It’s an interesting fact: A uniform global brand hardly exists.
Now, what do I mean by that? By a “uniform global brand,” I mean a brand that has the same image, represents the same values, and stands for the same philosophies around the globe. I’m talking about a brand that exists uniformly without packaging design changes, without alterations in its metaphorical or real flavor, and without variations in the product selection associated with it.
Almost every global brand cultivates a different look, a different approach, a different taste, or a different name in 30 percent of its markets. If the world weren’t as connected as it is today, you would blame these local variations on a lack of communication between countries. Or perhaps you’d think isolation in some markets gave brands freedom from their corporate headquarters and consequently allowed brand variation. In the past, both these scenarios have contributed to brand variation. In reality, there was no need for a brand to speak with a global voice. Before the advent of global media, the benefits of speaking with a single voice would have been negated by the fragmentations caused by broadcast limitations.
But the reality has changed.

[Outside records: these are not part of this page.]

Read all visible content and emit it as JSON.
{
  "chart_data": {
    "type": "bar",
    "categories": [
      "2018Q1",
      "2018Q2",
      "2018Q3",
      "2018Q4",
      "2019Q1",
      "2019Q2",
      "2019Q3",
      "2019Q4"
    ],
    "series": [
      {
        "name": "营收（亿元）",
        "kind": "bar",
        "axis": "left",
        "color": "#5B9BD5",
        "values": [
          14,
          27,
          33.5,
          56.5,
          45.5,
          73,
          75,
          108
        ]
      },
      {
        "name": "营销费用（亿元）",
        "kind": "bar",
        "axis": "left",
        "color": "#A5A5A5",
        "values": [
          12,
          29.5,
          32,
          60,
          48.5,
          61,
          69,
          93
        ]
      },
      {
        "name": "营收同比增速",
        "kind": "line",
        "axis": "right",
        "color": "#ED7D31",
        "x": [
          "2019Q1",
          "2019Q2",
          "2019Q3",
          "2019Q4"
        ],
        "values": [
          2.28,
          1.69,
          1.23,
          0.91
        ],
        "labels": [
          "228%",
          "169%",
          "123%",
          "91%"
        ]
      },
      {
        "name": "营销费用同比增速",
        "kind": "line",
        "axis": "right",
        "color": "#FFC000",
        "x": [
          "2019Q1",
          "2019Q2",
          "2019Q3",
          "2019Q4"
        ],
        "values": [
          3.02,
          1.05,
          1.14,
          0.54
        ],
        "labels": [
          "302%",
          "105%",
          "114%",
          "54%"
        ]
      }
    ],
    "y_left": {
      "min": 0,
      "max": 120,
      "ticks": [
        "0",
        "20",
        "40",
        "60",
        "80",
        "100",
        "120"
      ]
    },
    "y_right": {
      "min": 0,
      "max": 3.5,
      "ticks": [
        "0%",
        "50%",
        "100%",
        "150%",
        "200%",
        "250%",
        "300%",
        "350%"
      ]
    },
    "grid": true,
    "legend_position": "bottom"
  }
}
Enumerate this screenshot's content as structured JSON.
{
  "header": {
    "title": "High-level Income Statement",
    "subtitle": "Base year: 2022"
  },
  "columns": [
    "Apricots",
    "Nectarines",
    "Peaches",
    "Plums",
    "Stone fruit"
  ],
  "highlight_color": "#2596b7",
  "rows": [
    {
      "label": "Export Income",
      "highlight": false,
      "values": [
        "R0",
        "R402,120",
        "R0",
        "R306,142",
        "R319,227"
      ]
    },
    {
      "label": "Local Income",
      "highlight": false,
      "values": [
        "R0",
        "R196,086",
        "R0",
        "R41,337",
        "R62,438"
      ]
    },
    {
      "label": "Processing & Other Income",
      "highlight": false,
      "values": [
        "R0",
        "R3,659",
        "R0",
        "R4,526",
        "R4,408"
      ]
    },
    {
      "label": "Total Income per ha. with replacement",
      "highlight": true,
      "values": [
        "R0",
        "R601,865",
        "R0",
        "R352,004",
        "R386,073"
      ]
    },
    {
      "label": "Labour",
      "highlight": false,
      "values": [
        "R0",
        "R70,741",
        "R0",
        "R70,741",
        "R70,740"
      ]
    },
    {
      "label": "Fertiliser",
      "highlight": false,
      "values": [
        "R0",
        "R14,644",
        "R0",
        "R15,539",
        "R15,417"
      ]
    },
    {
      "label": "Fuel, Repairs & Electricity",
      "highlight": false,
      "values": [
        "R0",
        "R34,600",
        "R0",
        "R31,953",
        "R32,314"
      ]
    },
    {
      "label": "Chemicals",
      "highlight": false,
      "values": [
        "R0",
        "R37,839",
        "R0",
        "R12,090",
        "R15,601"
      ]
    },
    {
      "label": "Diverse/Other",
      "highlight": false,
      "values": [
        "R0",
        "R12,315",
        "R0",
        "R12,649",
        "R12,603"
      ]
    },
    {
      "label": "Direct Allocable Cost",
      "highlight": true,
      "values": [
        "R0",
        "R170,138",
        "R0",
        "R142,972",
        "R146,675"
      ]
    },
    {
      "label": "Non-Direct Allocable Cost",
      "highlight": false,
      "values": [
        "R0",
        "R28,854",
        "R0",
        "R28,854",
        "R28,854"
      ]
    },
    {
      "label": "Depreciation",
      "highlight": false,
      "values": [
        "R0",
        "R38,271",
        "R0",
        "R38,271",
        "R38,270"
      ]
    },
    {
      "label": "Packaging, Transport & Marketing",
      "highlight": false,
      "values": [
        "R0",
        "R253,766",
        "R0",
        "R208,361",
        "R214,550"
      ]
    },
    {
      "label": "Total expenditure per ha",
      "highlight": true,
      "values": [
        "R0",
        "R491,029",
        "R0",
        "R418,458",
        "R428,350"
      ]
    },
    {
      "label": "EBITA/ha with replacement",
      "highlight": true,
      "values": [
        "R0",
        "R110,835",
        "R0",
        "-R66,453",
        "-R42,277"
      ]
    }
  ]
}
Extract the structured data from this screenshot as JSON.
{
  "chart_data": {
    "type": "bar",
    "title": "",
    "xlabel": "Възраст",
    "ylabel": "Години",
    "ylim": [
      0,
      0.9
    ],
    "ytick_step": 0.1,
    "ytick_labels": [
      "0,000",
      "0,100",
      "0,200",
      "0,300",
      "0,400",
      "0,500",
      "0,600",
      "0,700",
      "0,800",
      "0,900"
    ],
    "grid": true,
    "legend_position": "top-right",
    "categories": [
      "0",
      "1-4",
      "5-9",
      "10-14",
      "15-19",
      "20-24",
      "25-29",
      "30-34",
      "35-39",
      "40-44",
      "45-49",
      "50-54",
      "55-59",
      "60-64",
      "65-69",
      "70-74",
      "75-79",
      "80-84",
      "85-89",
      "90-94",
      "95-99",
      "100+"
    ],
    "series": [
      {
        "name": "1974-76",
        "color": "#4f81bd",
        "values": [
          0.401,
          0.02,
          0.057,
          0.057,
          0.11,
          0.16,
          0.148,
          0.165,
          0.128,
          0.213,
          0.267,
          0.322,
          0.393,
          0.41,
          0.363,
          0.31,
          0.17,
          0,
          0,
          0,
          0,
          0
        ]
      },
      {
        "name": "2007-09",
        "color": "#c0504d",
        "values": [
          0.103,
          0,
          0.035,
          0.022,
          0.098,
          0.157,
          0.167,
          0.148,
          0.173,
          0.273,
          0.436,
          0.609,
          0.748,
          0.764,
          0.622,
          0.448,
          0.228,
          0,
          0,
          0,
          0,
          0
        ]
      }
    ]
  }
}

We do have global TV, global newspapers, global magazines, and the Internet. In fact, we have so much global communication going on that most countries are banning global materials on their TV and radio broadcasts. France, for example, is banning the use of certain English words on radio, on television, and even in contracts between companies.
So here’s the massive irony: While the world’s discrete cultures become more exposed to a world culture, via the agency of global communications, branding is becoming increasingly local.
Just take MTV. You know the TV channel, right? Wrong. MTV is no longer one television channel. It is 30 different television channels, each with its own programming, content, style, and brand images. Each has been formulated according to the culture for which its signal is destined. The whole brand does exhibit shared values around the globe, but its local parts promulgate locally driven values that distinguish one station from the next. You could say that MTV has become global by deglobalizing. If the world were as global as communications imply that it could be, MTV wouldn’t be represented by 30 stations, but by 1. The fact is that cultural differences around the globe are still enormous, even amongst a narrow teen market.
Global branding is far from being truly global, in the way theory dictates it could be. Almost everyone in the Western world has access to the Internet and, therefore, has access to every brand that’s out there. But global branding is still a matter of balance between global and local values. It’s still a mixture of local culture and global attitude, of local traditions and global trends.
Don’t be fooled by the apparent reality. If you’re a manufacturer, service organization, or small business with international plans, your brand is far from global the day you emerge on the Internet. You’re present in a global environment, yes. But that’s just the beginning.
Take a brand like Starbucks, which, since its first store opened in Seattle in 1971, has expanded to more than 5,000 stores worldwide. One of Starbucks’s key global marketing plan commandments is to team up with local players to secure a local voice and, as a result, gain fast local penetration. Even the brand of all brands, McDonald’s, manifests local differences from country to country. In France, McDonald’s serves wine; in Denmark, it’s beer; in Australia, it’s McOz Burgers. By now, McDonald’s has developed a substantial local-product portfolio that has lent a necessary local twist to the global product and secured vital local acceptance.
So, be careful when you attack the world with your brand. Don’t be fooled by talk about a global market served by global media and cognizant of a global voice. It sounds great in theory. But the one-voice theory is far from being a global reality… just yet.